Il ristorante, situato vicino al celebre quartiere di Broadway, nel 2006 ha festeggiato il 100° anniversario dalla sua fondazione ed è uno dei più antichi della città ad essere ancora gestito dalla stessa famiglia e uno dei primi italiani ad aprire a NY.

 

“Signora Maioglio, come è giunta la sua famiglia a New York?”

Si è spostata in America intorno ai primi anni del Novecento partendo da Fubine (AL). Da Fubine mio padre è venuto in America mentre i suoi genitori sono rimasti nel Monferrato. Agli inizi del Novecento, come è noto, c’è stata una fortissima emigrazione dall’Italia. Molti andavano prima in Inghilterra e poi dopo qualche anno si spostavano in America. Così anche ha fatto mio padre: prima è andato in Inghilterra e poi a New York nel 1902. Poi è stato richiamato per il servizio militare in Italia, allora obbligatorio, ed è tornato a New York nel 1905. Un anno dopo ha aperto il ristorante.

“Che lavoro faceva suo padre in Italia?”

Mio padre lavorava già nei ristoranti. Mio nonno Demetrio Maioglio, supportava molto mio padre Sebastiano. Aveva uno spirito artistico molto spiccato, molti dei mobili in casa sono stati fatti da lui, e desiderava che i suoi figli fossero istruiti. Quando tornava a casa alla sera, dopo il lavoro, dedicava molto tempo all’educazione dei suoi cinque figli. Mio padre era molto coscienzioso, si sentiva sempre in dovere e un peso per la famiglia. Il fratello più anziano era andato a studiare all’Università e mio padre sapeva che non c’erano i mezzi per poter permettere anche a lui e alle sue sorelle di fare lo stesso. Decise così di spostarsi a Genova trovando lavoro in un albergo di lusso tutt’ora esistente. Qualche tempo dopo, mio nonno decise di riportarlo a casa dicendo che il suo posto era a Fubine ma mio padre non sentì ragioni ed è partito di nuovo.
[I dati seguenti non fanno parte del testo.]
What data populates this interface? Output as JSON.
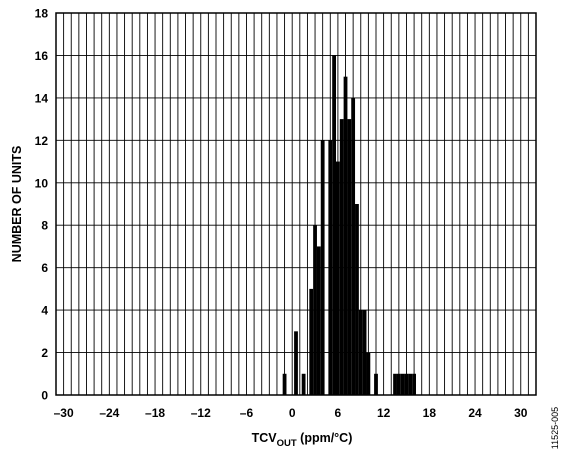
{
  "chart_data": {
    "type": "bar",
    "title": "",
    "xlabel": {
      "main": "TCV",
      "subscript": "OUT",
      "suffix": " (ppm/°C)"
    },
    "ylabel": "NUMBER OF UNITS",
    "xlim": [
      -31,
      32
    ],
    "ylim": [
      0,
      18
    ],
    "x_ticks": [
      -30,
      -24,
      -18,
      -12,
      -6,
      0,
      6,
      12,
      18,
      24,
      30
    ],
    "x_tick_labels": [
      "–30",
      "–24",
      "–18",
      "–12",
      "–6",
      "0",
      "6",
      "12",
      "18",
      "24",
      "30"
    ],
    "y_ticks": [
      0,
      2,
      4,
      6,
      8,
      10,
      12,
      14,
      16,
      18
    ],
    "y_tick_labels": [
      "0",
      "2",
      "4",
      "6",
      "8",
      "10",
      "12",
      "14",
      "16",
      "18"
    ],
    "grid": true,
    "x": [
      -1,
      0.5,
      1.5,
      2.5,
      3,
      3.5,
      4,
      5,
      5.5,
      6,
      6.5,
      7,
      7.5,
      8,
      8.5,
      9,
      9.5,
      10,
      11,
      13.5,
      14,
      14.5,
      15,
      15.5,
      16
    ],
    "values": [
      1,
      3,
      1,
      5,
      8,
      7,
      12,
      12,
      16,
      11,
      13,
      15,
      13,
      14,
      9,
      4,
      4,
      2,
      1,
      1,
      1,
      1,
      1,
      1,
      1
    ],
    "bar_color": "#000000",
    "grid_color": "#000000"
  },
  "figure_id": "11525-005"
}
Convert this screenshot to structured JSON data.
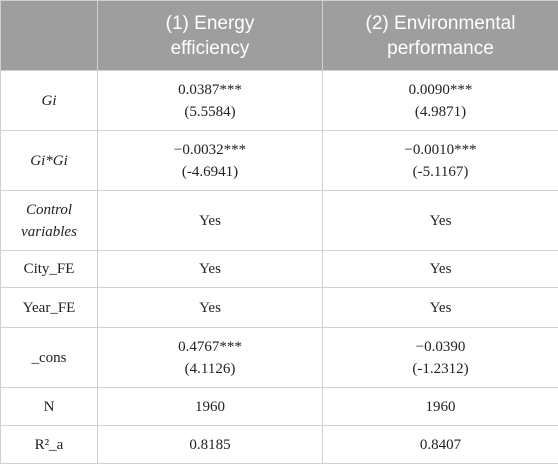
{
  "table": {
    "columns": [
      "(1) Energy efficiency",
      "(2) Environmental performance"
    ],
    "rows": [
      {
        "label": "Gi",
        "italic": true,
        "cells": [
          [
            "0.0387***",
            "(5.5584)"
          ],
          [
            "0.0090***",
            "(4.9871)"
          ]
        ]
      },
      {
        "label": "Gi*Gi",
        "italic": true,
        "cells": [
          [
            "−0.0032***",
            "(-4.6941)"
          ],
          [
            "−0.0010***",
            "(-5.1167)"
          ]
        ]
      },
      {
        "label": "Control variables",
        "italic": true,
        "cells": [
          [
            "Yes"
          ],
          [
            "Yes"
          ]
        ]
      },
      {
        "label": "City_FE",
        "italic": false,
        "cells": [
          [
            "Yes"
          ],
          [
            "Yes"
          ]
        ]
      },
      {
        "label": "Year_FE",
        "italic": false,
        "cells": [
          [
            "Yes"
          ],
          [
            "Yes"
          ]
        ]
      },
      {
        "label": "_cons",
        "italic": false,
        "cells": [
          [
            "0.4767***",
            "(4.1126)"
          ],
          [
            "−0.0390",
            "(-1.2312)"
          ]
        ]
      },
      {
        "label": "N",
        "italic": false,
        "cells": [
          [
            "1960"
          ],
          [
            "1960"
          ]
        ]
      },
      {
        "label": "R²_a",
        "italic": false,
        "cells": [
          [
            "0.8185"
          ],
          [
            "0.8407"
          ]
        ]
      }
    ]
  }
}
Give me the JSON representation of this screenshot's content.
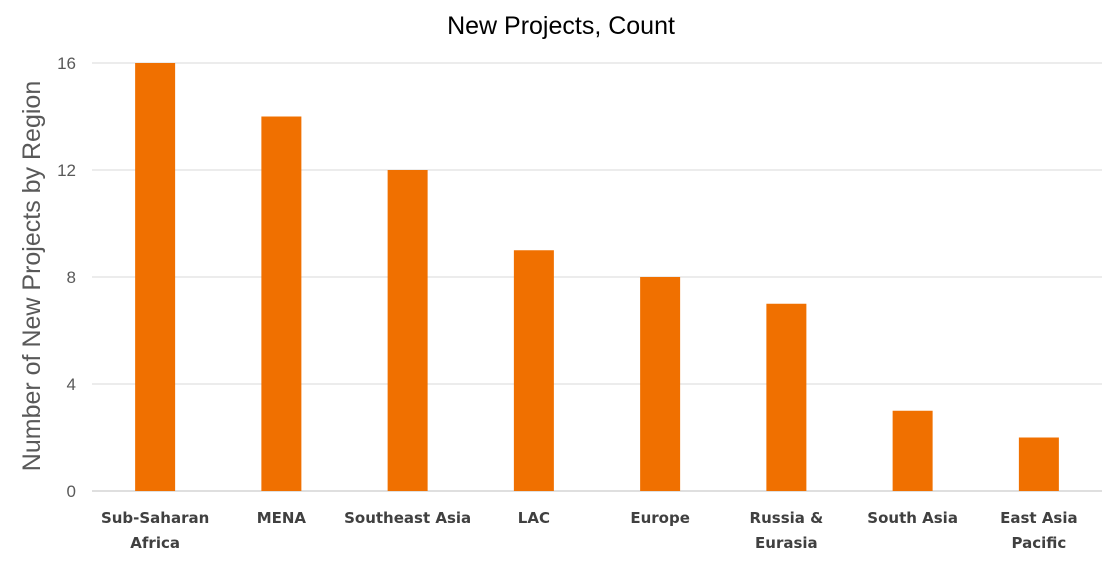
{
  "chart_data": {
    "type": "bar",
    "title": "New Projects, Count",
    "xlabel": "",
    "ylabel": "Number of New Projects by Region",
    "categories": [
      [
        "Sub-Saharan",
        "Africa"
      ],
      [
        "MENA"
      ],
      [
        "Southeast Asia"
      ],
      [
        "LAC"
      ],
      [
        "Europe"
      ],
      [
        "Russia &",
        "Eurasia"
      ],
      [
        "South Asia"
      ],
      [
        "East Asia",
        "Pacific"
      ]
    ],
    "values": [
      16,
      14,
      12,
      9,
      8,
      7,
      3,
      2
    ],
    "ylim": [
      0,
      16
    ],
    "yticks": [
      0,
      4,
      8,
      12,
      16
    ],
    "grid": true,
    "legend": "none",
    "bar_color": "#f07000"
  }
}
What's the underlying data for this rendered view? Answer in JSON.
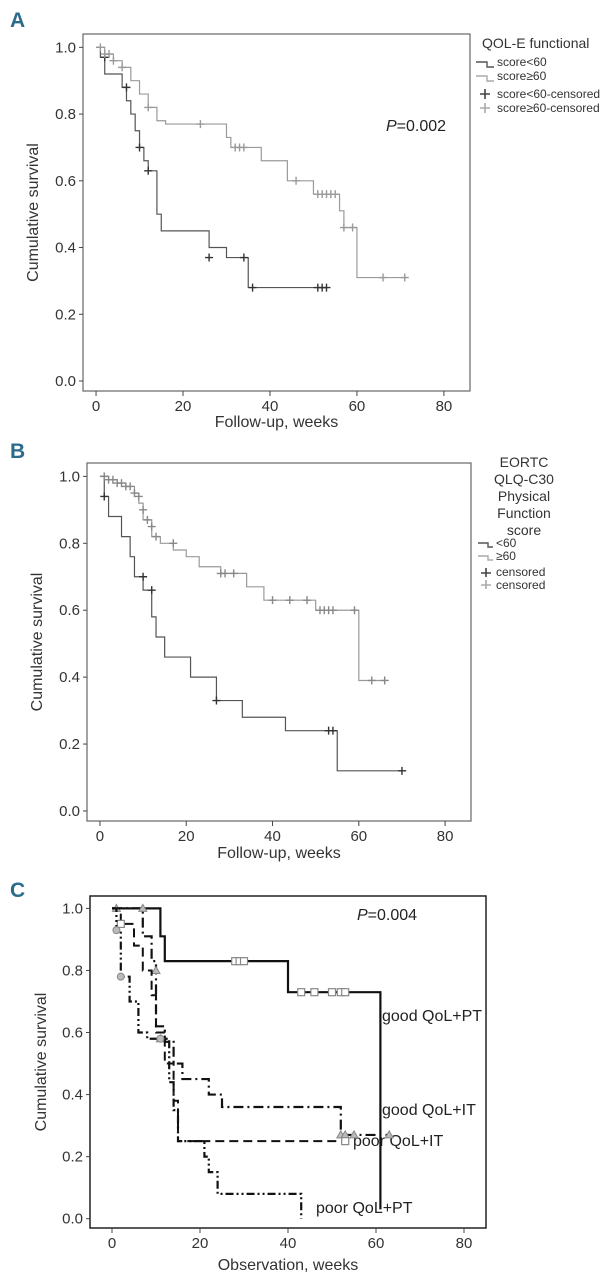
{
  "figure": {
    "panels": [
      {
        "label": "A",
        "legend_title": "QOL-E functional",
        "legend_items": [
          "score<60",
          "score≥60",
          "score<60-censored",
          "score≥60-censored"
        ],
        "p_prefix": "P",
        "p_value": "=0.002"
      },
      {
        "label": "B",
        "legend_title_lines": [
          "EORTC",
          "QLQ-C30",
          "Physical",
          "Function",
          "score"
        ],
        "legend_items": [
          "<60",
          "≥60",
          "censored",
          "censored"
        ]
      },
      {
        "label": "C",
        "p_prefix": "P",
        "p_value": "=0.004",
        "curve_labels": [
          "good QoL+PT",
          "good QoL+IT",
          "poor QoL+IT",
          "poor QoL+PT"
        ]
      }
    ]
  },
  "chart_data": [
    {
      "type": "line",
      "subtype": "kaplan-meier",
      "panel": "A",
      "legend_title": "QOL-E functional",
      "xlabel": "Follow-up, weeks",
      "ylabel": "Cumulative survival",
      "xlim": [
        -3,
        86
      ],
      "ylim": [
        -0.03,
        1.04
      ],
      "x_ticks": [
        0,
        20,
        40,
        60,
        80
      ],
      "y_ticks": [
        0.0,
        0.2,
        0.4,
        0.6,
        0.8,
        1.0
      ],
      "series": [
        {
          "name": "score<60",
          "steps": [
            [
              0,
              1.0
            ],
            [
              1,
              0.97
            ],
            [
              2,
              0.92
            ],
            [
              6,
              0.88
            ],
            [
              7,
              0.84
            ],
            [
              8,
              0.8
            ],
            [
              9,
              0.75
            ],
            [
              10,
              0.7
            ],
            [
              11,
              0.66
            ],
            [
              12,
              0.63
            ],
            [
              14,
              0.5
            ],
            [
              15,
              0.45
            ],
            [
              26,
              0.4
            ],
            [
              30,
              0.37
            ],
            [
              35,
              0.28
            ],
            [
              53,
              0.28
            ]
          ],
          "censored": [
            [
              2,
              0.97
            ],
            [
              7,
              0.88
            ],
            [
              10,
              0.7
            ],
            [
              12,
              0.63
            ],
            [
              26,
              0.37
            ],
            [
              34,
              0.37
            ],
            [
              36,
              0.28
            ],
            [
              51,
              0.28
            ],
            [
              52,
              0.28
            ],
            [
              53,
              0.28
            ]
          ]
        },
        {
          "name": "score≥60",
          "steps": [
            [
              0,
              1.0
            ],
            [
              2,
              0.98
            ],
            [
              4,
              0.96
            ],
            [
              6,
              0.94
            ],
            [
              8,
              0.9
            ],
            [
              10,
              0.86
            ],
            [
              12,
              0.82
            ],
            [
              14,
              0.78
            ],
            [
              16,
              0.77
            ],
            [
              30,
              0.73
            ],
            [
              31,
              0.7
            ],
            [
              38,
              0.66
            ],
            [
              44,
              0.6
            ],
            [
              50,
              0.56
            ],
            [
              56,
              0.51
            ],
            [
              57,
              0.46
            ],
            [
              60,
              0.31
            ],
            [
              71,
              0.31
            ]
          ],
          "censored": [
            [
              1,
              1.0
            ],
            [
              2,
              0.98
            ],
            [
              3,
              0.98
            ],
            [
              4,
              0.96
            ],
            [
              6,
              0.94
            ],
            [
              12,
              0.82
            ],
            [
              24,
              0.77
            ],
            [
              32,
              0.7
            ],
            [
              33,
              0.7
            ],
            [
              34,
              0.7
            ],
            [
              46,
              0.6
            ],
            [
              51,
              0.56
            ],
            [
              52,
              0.56
            ],
            [
              53,
              0.56
            ],
            [
              54,
              0.56
            ],
            [
              55,
              0.56
            ],
            [
              57,
              0.46
            ],
            [
              59,
              0.46
            ],
            [
              66,
              0.31
            ],
            [
              71,
              0.31
            ]
          ]
        }
      ]
    },
    {
      "type": "line",
      "subtype": "kaplan-meier",
      "panel": "B",
      "legend_title": "EORTC QLQ-C30 Physical Function score",
      "xlabel": "Follow-up, weeks",
      "ylabel": "Cumulative survival",
      "xlim": [
        -3,
        86
      ],
      "ylim": [
        -0.03,
        1.04
      ],
      "x_ticks": [
        0,
        20,
        40,
        60,
        80
      ],
      "y_ticks": [
        0.0,
        0.2,
        0.4,
        0.6,
        0.8,
        1.0
      ],
      "series": [
        {
          "name": "<60",
          "steps": [
            [
              0,
              1.0
            ],
            [
              1,
              0.94
            ],
            [
              2,
              0.88
            ],
            [
              5,
              0.82
            ],
            [
              7,
              0.76
            ],
            [
              8,
              0.7
            ],
            [
              10,
              0.66
            ],
            [
              12,
              0.58
            ],
            [
              13,
              0.52
            ],
            [
              15,
              0.46
            ],
            [
              21,
              0.4
            ],
            [
              27,
              0.33
            ],
            [
              33,
              0.28
            ],
            [
              43,
              0.24
            ],
            [
              55,
              0.12
            ],
            [
              71,
              0.12
            ]
          ],
          "censored": [
            [
              1,
              0.94
            ],
            [
              10,
              0.7
            ],
            [
              12,
              0.66
            ],
            [
              27,
              0.33
            ],
            [
              53,
              0.24
            ],
            [
              54,
              0.24
            ],
            [
              70,
              0.12
            ]
          ]
        },
        {
          "name": "≥60",
          "steps": [
            [
              0,
              1.0
            ],
            [
              2,
              0.99
            ],
            [
              4,
              0.98
            ],
            [
              6,
              0.97
            ],
            [
              8,
              0.95
            ],
            [
              9,
              0.92
            ],
            [
              10,
              0.87
            ],
            [
              12,
              0.82
            ],
            [
              14,
              0.8
            ],
            [
              17,
              0.78
            ],
            [
              20,
              0.76
            ],
            [
              23,
              0.73
            ],
            [
              28,
              0.71
            ],
            [
              34,
              0.67
            ],
            [
              38,
              0.63
            ],
            [
              50,
              0.6
            ],
            [
              60,
              0.39
            ],
            [
              66,
              0.39
            ]
          ],
          "censored": [
            [
              1,
              1.0
            ],
            [
              2,
              0.99
            ],
            [
              3,
              0.99
            ],
            [
              4,
              0.98
            ],
            [
              5,
              0.98
            ],
            [
              6,
              0.97
            ],
            [
              7,
              0.97
            ],
            [
              8,
              0.95
            ],
            [
              9,
              0.94
            ],
            [
              10,
              0.9
            ],
            [
              11,
              0.87
            ],
            [
              12,
              0.85
            ],
            [
              13,
              0.82
            ],
            [
              17,
              0.8
            ],
            [
              28,
              0.71
            ],
            [
              29,
              0.71
            ],
            [
              31,
              0.71
            ],
            [
              40,
              0.63
            ],
            [
              44,
              0.63
            ],
            [
              48,
              0.63
            ],
            [
              51,
              0.6
            ],
            [
              52,
              0.6
            ],
            [
              53,
              0.6
            ],
            [
              54,
              0.6
            ],
            [
              59,
              0.6
            ],
            [
              63,
              0.39
            ],
            [
              66,
              0.39
            ]
          ]
        }
      ]
    },
    {
      "type": "line",
      "subtype": "kaplan-meier",
      "panel": "C",
      "xlabel": "Observation, weeks",
      "ylabel": "Cumulative survival",
      "xlim": [
        -5,
        85
      ],
      "ylim": [
        -0.03,
        1.04
      ],
      "x_ticks": [
        0,
        20,
        40,
        60,
        80
      ],
      "y_ticks": [
        0.0,
        0.2,
        0.4,
        0.6,
        0.8,
        1.0
      ],
      "series": [
        {
          "name": "good QoL+PT",
          "style": "solid",
          "steps": [
            [
              0,
              1.0
            ],
            [
              10,
              1.0
            ],
            [
              11,
              0.91
            ],
            [
              12,
              0.83
            ],
            [
              40,
              0.83
            ],
            [
              40,
              0.73
            ],
            [
              61,
              0.73
            ],
            [
              61,
              0.03
            ]
          ],
          "censored": [
            [
              28,
              0.83
            ],
            [
              29,
              0.83
            ],
            [
              30,
              0.83
            ],
            [
              43,
              0.73
            ],
            [
              46,
              0.73
            ],
            [
              50,
              0.73
            ],
            [
              52,
              0.73
            ],
            [
              53,
              0.73
            ]
          ]
        },
        {
          "name": "good QoL+IT",
          "style": "dashdot",
          "steps": [
            [
              0,
              1.0
            ],
            [
              7,
              1.0
            ],
            [
              7,
              0.91
            ],
            [
              9,
              0.83
            ],
            [
              10,
              0.76
            ],
            [
              10,
              0.62
            ],
            [
              12,
              0.57
            ],
            [
              14,
              0.5
            ],
            [
              16,
              0.45
            ],
            [
              20,
              0.45
            ],
            [
              22,
              0.4
            ],
            [
              25,
              0.36
            ],
            [
              50,
              0.36
            ],
            [
              52,
              0.27
            ],
            [
              63,
              0.27
            ]
          ],
          "censored": [
            [
              1,
              1.0
            ],
            [
              7,
              1.0
            ],
            [
              10,
              0.8
            ],
            [
              11,
              0.58
            ],
            [
              52,
              0.27
            ],
            [
              53,
              0.27
            ],
            [
              55,
              0.27
            ],
            [
              63,
              0.27
            ]
          ]
        },
        {
          "name": "poor QoL+IT",
          "style": "dashed",
          "steps": [
            [
              0,
              1.0
            ],
            [
              2,
              0.95
            ],
            [
              5,
              0.88
            ],
            [
              7,
              0.8
            ],
            [
              9,
              0.72
            ],
            [
              10,
              0.6
            ],
            [
              12,
              0.5
            ],
            [
              14,
              0.38
            ],
            [
              15,
              0.25
            ],
            [
              53,
              0.25
            ]
          ],
          "censored": [
            [
              2,
              0.95
            ],
            [
              53,
              0.25
            ]
          ]
        },
        {
          "name": "poor QoL+PT",
          "style": "dashdotdot",
          "steps": [
            [
              0,
              1.0
            ],
            [
              1,
              0.93
            ],
            [
              2,
              0.78
            ],
            [
              4,
              0.7
            ],
            [
              6,
              0.6
            ],
            [
              8,
              0.58
            ],
            [
              11,
              0.58
            ],
            [
              13,
              0.44
            ],
            [
              14,
              0.35
            ],
            [
              15,
              0.25
            ],
            [
              21,
              0.2
            ],
            [
              22,
              0.15
            ],
            [
              24,
              0.08
            ],
            [
              40,
              0.08
            ],
            [
              43,
              0.0
            ]
          ],
          "censored": [
            [
              1,
              0.93
            ],
            [
              2,
              0.78
            ],
            [
              11,
              0.58
            ]
          ]
        }
      ]
    }
  ]
}
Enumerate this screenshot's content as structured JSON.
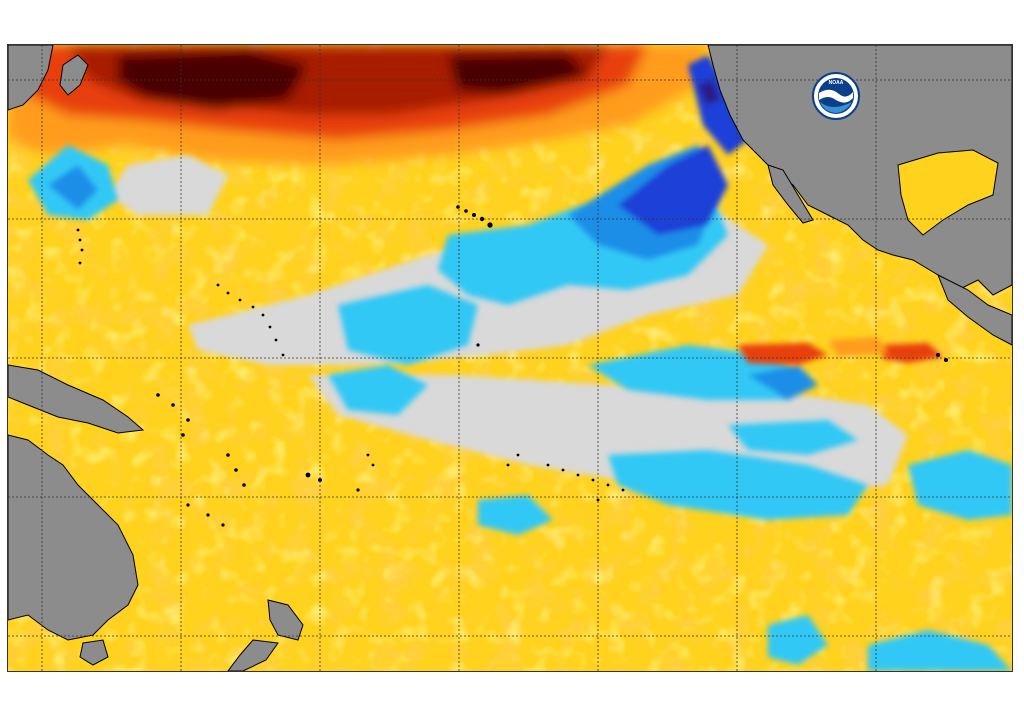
{
  "logo": {
    "text": "NOAA"
  },
  "colors": {
    "background": "#ffffff",
    "land": "#8c8c8c",
    "coastline": "#000000",
    "neutral": "#d9d9d9",
    "warm_light": "#fff03a",
    "warm": "#ffd21e",
    "warm_orange": "#ff9c1a",
    "warm_red": "#e8400e",
    "warm_darkred": "#a81a05",
    "warm_extreme": "#4a0402",
    "cool_light": "#30c8f5",
    "cool": "#1e8ee8",
    "cool_dark": "#1f3fd8",
    "cool_extreme": "#2c1a8a",
    "grid": "#333333",
    "logo_blue": "#0a3f8a",
    "logo_light": "#3a8fd6"
  }
}
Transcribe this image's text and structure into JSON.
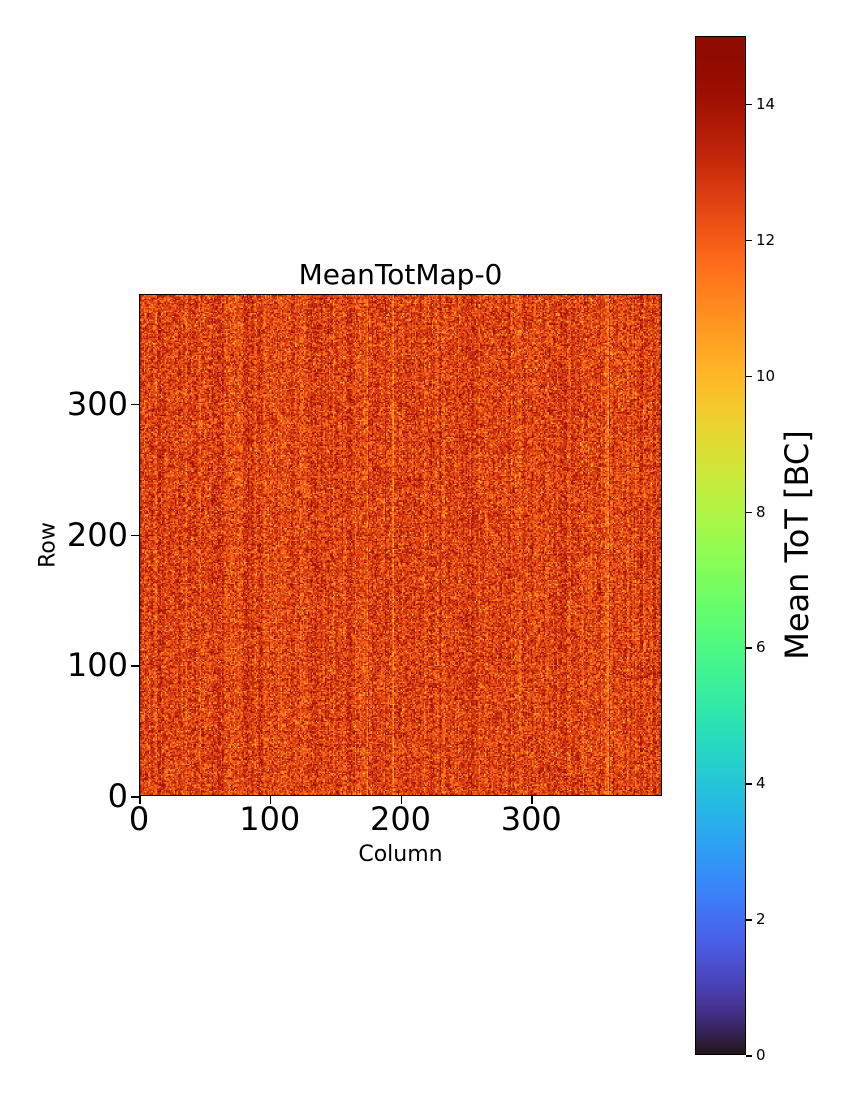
{
  "chart_data": {
    "type": "heatmap",
    "title": "MeanTotMap-0",
    "xlabel": "Column",
    "ylabel": "Row",
    "n_columns": 400,
    "n_rows": 384,
    "xlim": [
      0,
      400
    ],
    "ylim": [
      0,
      384
    ],
    "xticks": [
      0,
      100,
      200,
      300
    ],
    "yticks": [
      0,
      100,
      200,
      300
    ],
    "xtick_labels": [
      "0",
      "100",
      "200",
      "300"
    ],
    "ytick_labels": [
      "0",
      "100",
      "200",
      "300"
    ],
    "colormap": "turbo",
    "colorbar": {
      "label": "Mean ToT [BC]",
      "range": [
        0,
        15
      ],
      "ticks": [
        0,
        2,
        4,
        6,
        8,
        10,
        12,
        14
      ],
      "tick_labels": [
        "0",
        "2",
        "4",
        "6",
        "8",
        "10",
        "12",
        "14"
      ],
      "placement": "right"
    },
    "value_distribution": {
      "approx_mean": 12.6,
      "approx_std": 1.0,
      "approx_min": 9.5,
      "approx_max": 15
    }
  }
}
“Quindi lui poi ha deciso di partire per l’America dopo che suo nonno l’ha portato via da Genova.”

Lui si è sempre sentito un peso, era fatto così. Alla fine decise di far venire in America anche i suoi fratelli e sorelle mantenendoli tutti e dando loro un lavoro da Barbetta.

“Suo papà si è poi sposato.”

Mio papà si è sposato tardi con una donna di Quarto d’Asti. La mamma di mia madre era una Raimondo, Raimondo del Mulino. Mio padre l’ha conosciuta quando mia mamma veniva a Fubine in visita dagli zii e cugini. Avevano 18 anni di differenza ma mio padre si è innamorato follemente perché mia madre era bellissima e dopo che si sono sposati si sono stabiliti in America.

“Perciò lei è nata a New York. Per lei e per la sua famiglia, l’America ha un significato più dell’Italia oppure il contrario?”

Apparteniamo a generazioni diverse. Devi pensare che negli anni ‘30 del Novecento c’era già Mussolini e mio padre era molto antifascista, tremendamente antifascista. Ha sempre amato l’Italia anche se era molto arrabbiato con la piega politica che aveva assunto in quel periodo il suo paese. Io ero bambina all’epoca e l’Italia l’ho conosciuta davvero solo dopo la Guerra. L’Italia e l’Europa in generale sono state una scoperta meravigliosa tanto che proprio per questo motivo ho deciso di iscrivermi alla facoltà di storia dell’arte che dava la possibilità, al terzo anno, di passare un periodo a Firenze. Quando sono giunta lì me ne sono letteralmente innamorata.

 “Mentre era in Italia è passata anche nella terra di suo padre, Fubine?”

Si, la sento molto. Per me, anche se sono nata a New York, tornare a Fubine significa tornare a casa…

“Invece gli Stati Uniti cosa rappresentano per lei?”

Gli Stati Uniti, in particolare New York, sono favolosi, non in questo momento che il governo sta per cadere (n.d.A.: l’intervista risale al 2014). Abbiamo questi terribili pasticci da risolvere ma cerchiamo di dimenticarli per un momento. New York è una città con un menu culturale favoloso e quindi viverci è una cosa fantastica. Mio padre poi, era un intellettuale e mi ha fatto conoscere fin da bambina tutte le cose che si potevano fare. A sei anni per esempio mi ha portata ad ascoltare per la prima volta l’opera lirica poi mi portava nei musei… si attivava molto nel farmi conoscere le cose intellettuali e culturali, scuola a parte.

“Concentrandoci sulla ristorazione vera e propria, voi dove vi rifornite per le materie prime?”

Per il mio ristorante ci riforniamo in America, prodotti italiani, ci sono grandi ditte di importazione e distributori che forniscono i supermercati, i ristoranti.

“Quindi tutti prodotti provenienti dall’Italia.”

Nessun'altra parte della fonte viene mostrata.